Partage international no 110 – octobre 1997
par Mary Thunder et Jeffrey White Horse Hubbell
Situé à haute altitude dans les Alpes, à proximité de la localité d’Arvillard, se trouve un des plus anciens monastères de France. C’est à l’heure actuelle la résidence d’un ordre de moines tibétains qui ont appelé ce lieu Karma Ling. Cet ordre fut fondé en 1980 par le Très Vénérable Maître Tibétain Kalou Rinpotché, et suit une tradition d’échange interreligieux et interculturel.
Au printemps de cette année, les moines ont reçu Sa Sainteté le XIVe Dalaï Lama, qui a présidé la première rencontre des Nations unies de la spiritualité et a donné pendant une semaine des enseignements sur les Quatre Nobles Vérités du Bouddha.

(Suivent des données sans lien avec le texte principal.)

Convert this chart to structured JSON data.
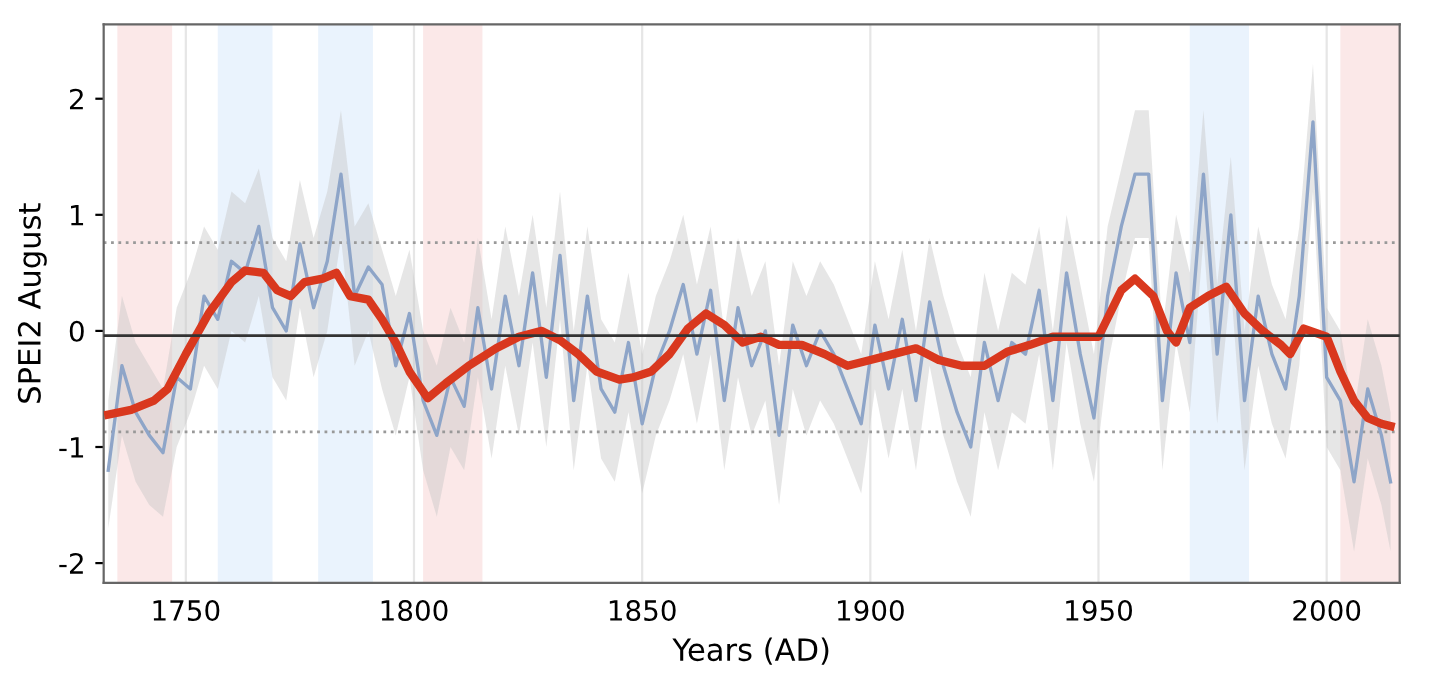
{
  "chart_data": {
    "type": "line",
    "xlabel": "Years (AD)",
    "ylabel": "SPEI2 August",
    "xlim": [
      1732,
      2016
    ],
    "ylim": [
      -2.17,
      2.64
    ],
    "xticks": [
      1750,
      1800,
      1850,
      1900,
      1950,
      2000
    ],
    "yticks": [
      -2,
      -1,
      0,
      1,
      2
    ],
    "grid": "x",
    "line_style": "solid",
    "bands": [
      {
        "axis": "x",
        "from": 1735,
        "to": 1747,
        "color": "#fbe8e8"
      },
      {
        "axis": "x",
        "from": 1757,
        "to": 1769,
        "color": "#eaf3fd"
      },
      {
        "axis": "x",
        "from": 1779,
        "to": 1791,
        "color": "#eaf3fd"
      },
      {
        "axis": "x",
        "from": 1802,
        "to": 1815,
        "color": "#fbe8e8"
      },
      {
        "axis": "x",
        "from": 1970,
        "to": 1983,
        "color": "#eaf3fd"
      },
      {
        "axis": "x",
        "from": 2003,
        "to": 2016,
        "color": "#fbe8e8"
      }
    ],
    "ref_lines": [
      {
        "axis": "y",
        "value": 0.76,
        "color": "#999999",
        "line_style": "dotted"
      },
      {
        "axis": "y",
        "value": -0.87,
        "color": "#999999",
        "line_style": "dotted"
      },
      {
        "axis": "y",
        "value": -0.04,
        "color": "#333333",
        "line_style": "solid"
      }
    ],
    "series": [
      {
        "color": "#8ea5c8",
        "x": [
          1733,
          1736,
          1739,
          1742,
          1745,
          1748,
          1751,
          1754,
          1757,
          1760,
          1763,
          1766,
          1769,
          1772,
          1775,
          1778,
          1781,
          1784,
          1787,
          1790,
          1793,
          1796,
          1799,
          1802,
          1805,
          1808,
          1811,
          1814,
          1817,
          1820,
          1823,
          1826,
          1829,
          1832,
          1835,
          1838,
          1841,
          1844,
          1847,
          1850,
          1853,
          1856,
          1859,
          1862,
          1865,
          1868,
          1871,
          1874,
          1877,
          1880,
          1883,
          1886,
          1889,
          1892,
          1895,
          1898,
          1901,
          1904,
          1907,
          1910,
          1913,
          1916,
          1919,
          1922,
          1925,
          1928,
          1931,
          1934,
          1937,
          1940,
          1943,
          1946,
          1949,
          1952,
          1955,
          1958,
          1961,
          1964,
          1967,
          1970,
          1973,
          1976,
          1979,
          1982,
          1985,
          1988,
          1991,
          1994,
          1997,
          2000,
          2003,
          2006,
          2009,
          2012,
          2014
        ],
        "values": [
          -1.2,
          -0.3,
          -0.7,
          -0.9,
          -1.05,
          -0.4,
          -0.5,
          0.3,
          0.1,
          0.6,
          0.5,
          0.9,
          0.2,
          0.0,
          0.75,
          0.2,
          0.6,
          1.35,
          0.3,
          0.55,
          0.4,
          -0.3,
          0.15,
          -0.6,
          -0.9,
          -0.4,
          -0.65,
          0.2,
          -0.5,
          0.3,
          -0.3,
          0.5,
          -0.4,
          0.65,
          -0.6,
          0.3,
          -0.5,
          -0.7,
          -0.1,
          -0.8,
          -0.3,
          0.0,
          0.4,
          -0.2,
          0.35,
          -0.6,
          0.2,
          -0.3,
          0.0,
          -0.9,
          0.05,
          -0.3,
          0.0,
          -0.2,
          -0.5,
          -0.8,
          0.05,
          -0.5,
          0.1,
          -0.6,
          0.25,
          -0.3,
          -0.7,
          -1.0,
          -0.1,
          -0.6,
          -0.1,
          -0.2,
          0.35,
          -0.6,
          0.5,
          -0.2,
          -0.75,
          0.3,
          0.9,
          1.35,
          1.35,
          -0.6,
          0.5,
          -0.1,
          1.35,
          -0.2,
          1.0,
          -0.6,
          0.3,
          -0.2,
          -0.5,
          0.3,
          1.8,
          -0.4,
          -0.6,
          -1.3,
          -0.5,
          -0.9,
          -1.3
        ],
        "lower": [
          -1.7,
          -0.9,
          -1.3,
          -1.5,
          -1.6,
          -1.0,
          -0.7,
          -0.3,
          -0.5,
          0.0,
          -0.1,
          0.3,
          -0.4,
          -0.6,
          0.2,
          -0.4,
          0.0,
          0.8,
          -0.3,
          0.0,
          -0.5,
          -0.9,
          -0.4,
          -1.2,
          -1.6,
          -1.0,
          -1.2,
          -0.4,
          -1.1,
          -0.3,
          -0.9,
          -0.1,
          -1.0,
          0.1,
          -1.2,
          -0.3,
          -1.1,
          -1.3,
          -0.7,
          -1.4,
          -0.9,
          -0.6,
          -0.2,
          -0.8,
          -0.2,
          -1.2,
          -0.4,
          -0.9,
          -0.6,
          -1.5,
          -0.5,
          -0.9,
          -0.6,
          -0.8,
          -1.1,
          -1.4,
          -0.5,
          -1.1,
          -0.5,
          -1.2,
          -0.3,
          -0.9,
          -1.3,
          -1.6,
          -0.7,
          -1.2,
          -0.7,
          -0.8,
          -0.2,
          -1.2,
          -0.1,
          -0.8,
          -1.3,
          -0.3,
          0.3,
          0.8,
          0.8,
          -1.2,
          -0.1,
          -0.7,
          0.8,
          -0.8,
          0.4,
          -1.2,
          -0.3,
          -0.8,
          -1.1,
          -0.3,
          1.2,
          -1.0,
          -1.2,
          -1.9,
          -1.1,
          -1.5,
          -1.9
        ],
        "upper": [
          -0.6,
          0.3,
          -0.1,
          -0.3,
          -0.5,
          0.2,
          0.5,
          0.9,
          0.7,
          1.2,
          1.1,
          1.4,
          0.8,
          0.6,
          1.3,
          0.8,
          1.2,
          1.9,
          0.9,
          1.1,
          0.7,
          0.3,
          0.7,
          0.0,
          -0.3,
          0.2,
          -0.1,
          0.8,
          0.1,
          0.9,
          0.3,
          1.0,
          0.2,
          1.2,
          0.0,
          0.9,
          0.1,
          -0.1,
          0.5,
          -0.2,
          0.3,
          0.6,
          1.0,
          0.4,
          0.9,
          0.0,
          0.8,
          0.3,
          0.6,
          -0.3,
          0.6,
          0.3,
          0.6,
          0.4,
          0.1,
          -0.2,
          0.6,
          0.1,
          0.7,
          0.0,
          0.8,
          0.3,
          -0.1,
          -0.4,
          0.5,
          0.0,
          0.5,
          0.4,
          0.9,
          0.0,
          1.0,
          0.4,
          -0.2,
          0.9,
          1.4,
          1.9,
          1.9,
          0.0,
          1.0,
          0.5,
          1.9,
          0.4,
          1.5,
          0.0,
          0.9,
          0.4,
          0.1,
          0.9,
          2.3,
          0.2,
          0.0,
          -0.7,
          0.1,
          -0.3,
          -0.7
        ]
      },
      {
        "color": "#d9381e",
        "x": [
          1733,
          1738,
          1743,
          1746,
          1750,
          1755,
          1760,
          1763,
          1767,
          1770,
          1773,
          1776,
          1780,
          1783,
          1786,
          1790,
          1793,
          1796,
          1799,
          1803,
          1807,
          1812,
          1818,
          1823,
          1828,
          1832,
          1836,
          1840,
          1845,
          1848,
          1852,
          1856,
          1860,
          1864,
          1868,
          1872,
          1876,
          1880,
          1885,
          1890,
          1895,
          1900,
          1905,
          1910,
          1915,
          1920,
          1925,
          1930,
          1935,
          1940,
          1945,
          1950,
          1955,
          1958,
          1962,
          1965,
          1967,
          1970,
          1974,
          1978,
          1982,
          1986,
          1990,
          1992,
          1995,
          2000,
          2003,
          2006,
          2009,
          2012,
          2014
        ],
        "values": [
          -0.72,
          -0.68,
          -0.6,
          -0.5,
          -0.2,
          0.15,
          0.42,
          0.52,
          0.5,
          0.35,
          0.3,
          0.42,
          0.45,
          0.5,
          0.3,
          0.27,
          0.1,
          -0.1,
          -0.35,
          -0.58,
          -0.45,
          -0.3,
          -0.15,
          -0.05,
          0.0,
          -0.08,
          -0.2,
          -0.35,
          -0.42,
          -0.4,
          -0.35,
          -0.2,
          0.02,
          0.15,
          0.05,
          -0.1,
          -0.05,
          -0.12,
          -0.12,
          -0.2,
          -0.3,
          -0.25,
          -0.2,
          -0.15,
          -0.25,
          -0.3,
          -0.3,
          -0.18,
          -0.12,
          -0.05,
          -0.05,
          -0.05,
          0.35,
          0.45,
          0.3,
          0.0,
          -0.1,
          0.2,
          0.3,
          0.38,
          0.15,
          0.0,
          -0.12,
          -0.2,
          0.02,
          -0.05,
          -0.35,
          -0.6,
          -0.75,
          -0.8,
          -0.82
        ]
      }
    ]
  }
}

Lama Denis, le lama responsable de Karma Ling, et l’Organisation des Nations unies (ONU) furent les instigateurs de ce rassemblement. Organisé dans le cadre de la Décennie des peuples indigènes (1994-2004), il a reçu le soutien et la présence du dalaï-lama et des représentants de l’ONU et de l’Unesco (Organisation des Nations unies pour l’éducation, la science et la culture). Pendant une semaine, des chefs religieux des grandes religions et des anciennes traditions d’Afrique, d’Asie, d’Australie, d’Amérique du Nord et du Sud se sont rencontrés. De multiples approches spirituelles étaient représentées, telles que les traditions amérindiennes, le chamanisme sibérien, ainsi que les religions traditionnelles comme le bouddhisme, l’hindouisme, l’islam, le soufisme, le catholicisme et le protestantisme. Ces responsables se sont réunis pour prier, en signe de commémoration et de reconnaissance mutuelle, et pour réfléchir ensemble sur la façon de coopérer dans un esprit de paix et de solidarité.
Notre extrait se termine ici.